How much effort is worth putting into performance optimizations? Why should you care about inefficiencies and how to get started? What are the best ways to avoid the traps of AI-lapses?
At Hiflylabs, we have been using dbt and Snowflake on several assignments, and we have learned a ton. In this two-part blog series I’d like to share some of our findings, and perhaps start some discussion on the topic in general.
So, let’s dive in.
Most analytics engineering projects start out “small”, and only some grow really large over time. Therefore initially not much effort is spent on thinking about, and even much less on actually implementing, performance optimizations. It is only natural: at the beginning usually there is little data, not much processing, and there are simpler questions to answer. And the analytical cloud database engines, Snowflake among them, are truly mighty beasts; their capacity easily covers up for inefficiencies in early stage initiatives.
As projects mature, though, there often comes a period when user demands overwhelm “sane” sized cloud engines. How big “sane” is, of course, depends on a lot of factors. But seasoned data engineers and greybeard data architects do have a good sense of what “should be” enough. In most cases it is possible to push on with resizing the engine and/or having longer load windows. This, however, is usually a short-term band-aid only.
Responsible technical personnel should, and do, raise the performance issue “smell” and suggest investigation to the project team. And, in sync, wise product owners keep a healthy balance between feature development and less visible, but equally important, “housekeeping” tasks (usually all shoveled into the “tech debt” bucket).
That’s how we looked into several projects’ performance issues. How much effort is worth putting into performance optimizations mostly depends on how much you’re spending on Snowflake: not much if your budget is $100 per month, however when a daily run exceeds $1000, a couple engineer-days to cut it by 30% has a decent ROI :).
We found that some practices are good (“best” :)) when projects operate under certain constraints (e.g. when they are small and extremely dynamic) but tend to break down as some of these constraints change. We also found some tools, Snowflake included, to be very smart (often in situations when we hadn’t expected) but that’s not always the case. And sometimes these “AI-lapses” can be very costly. However, they usually only surface when there is significant load — otherwise Snowflake’s sheer power hides them.
The first step towards performance control we do on our assignments (once they grow a tad bit larger) is to instrument some performance-related monitoring. It doesn’t have to be very elaborate initially, and it doesn’t even take that much time to set up. There are many out-of-the box components that help us and the client start to have a feel for the general performance characteristics of the system. (E.g. how much processing is required, what the large models are, etc.)

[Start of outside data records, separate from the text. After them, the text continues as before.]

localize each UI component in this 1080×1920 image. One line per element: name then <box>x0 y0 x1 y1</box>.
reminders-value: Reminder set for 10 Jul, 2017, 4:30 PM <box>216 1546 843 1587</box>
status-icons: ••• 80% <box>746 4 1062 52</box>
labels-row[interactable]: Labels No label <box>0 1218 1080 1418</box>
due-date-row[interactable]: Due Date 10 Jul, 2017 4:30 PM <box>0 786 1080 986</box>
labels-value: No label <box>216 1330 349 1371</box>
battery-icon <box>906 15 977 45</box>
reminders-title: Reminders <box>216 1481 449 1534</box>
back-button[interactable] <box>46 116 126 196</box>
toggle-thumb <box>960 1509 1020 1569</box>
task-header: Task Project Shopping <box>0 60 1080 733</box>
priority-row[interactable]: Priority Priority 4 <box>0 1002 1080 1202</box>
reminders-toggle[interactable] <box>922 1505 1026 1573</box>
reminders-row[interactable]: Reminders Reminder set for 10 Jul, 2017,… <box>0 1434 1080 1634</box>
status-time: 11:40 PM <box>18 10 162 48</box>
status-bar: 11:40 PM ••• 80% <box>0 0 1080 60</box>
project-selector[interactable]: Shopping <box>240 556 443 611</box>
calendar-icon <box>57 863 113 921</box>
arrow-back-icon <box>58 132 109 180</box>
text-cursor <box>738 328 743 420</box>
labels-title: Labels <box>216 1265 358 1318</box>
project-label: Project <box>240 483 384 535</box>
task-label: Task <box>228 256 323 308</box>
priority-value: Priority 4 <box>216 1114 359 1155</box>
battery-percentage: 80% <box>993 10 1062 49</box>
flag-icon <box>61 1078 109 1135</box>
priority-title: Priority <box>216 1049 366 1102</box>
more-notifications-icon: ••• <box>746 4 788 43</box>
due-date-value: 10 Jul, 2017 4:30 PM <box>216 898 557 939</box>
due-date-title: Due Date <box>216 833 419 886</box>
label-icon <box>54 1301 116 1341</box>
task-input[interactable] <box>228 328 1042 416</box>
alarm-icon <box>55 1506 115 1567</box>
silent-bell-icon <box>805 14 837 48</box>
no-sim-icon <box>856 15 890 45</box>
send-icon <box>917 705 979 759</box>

Snowflake has an official Looker Snowflake dashboard that’s a pinch to install. It’s also pretty easy to have it send the report weekly to a Slack channel. This is a low effort first step, and a reasonable one if you also follow some conventions (e.g. using separate warehouses for separate processes / uses). The data there is not actionably detailed, though: it helps you detect that you may want to investigate further but does not help you much in determining where to look.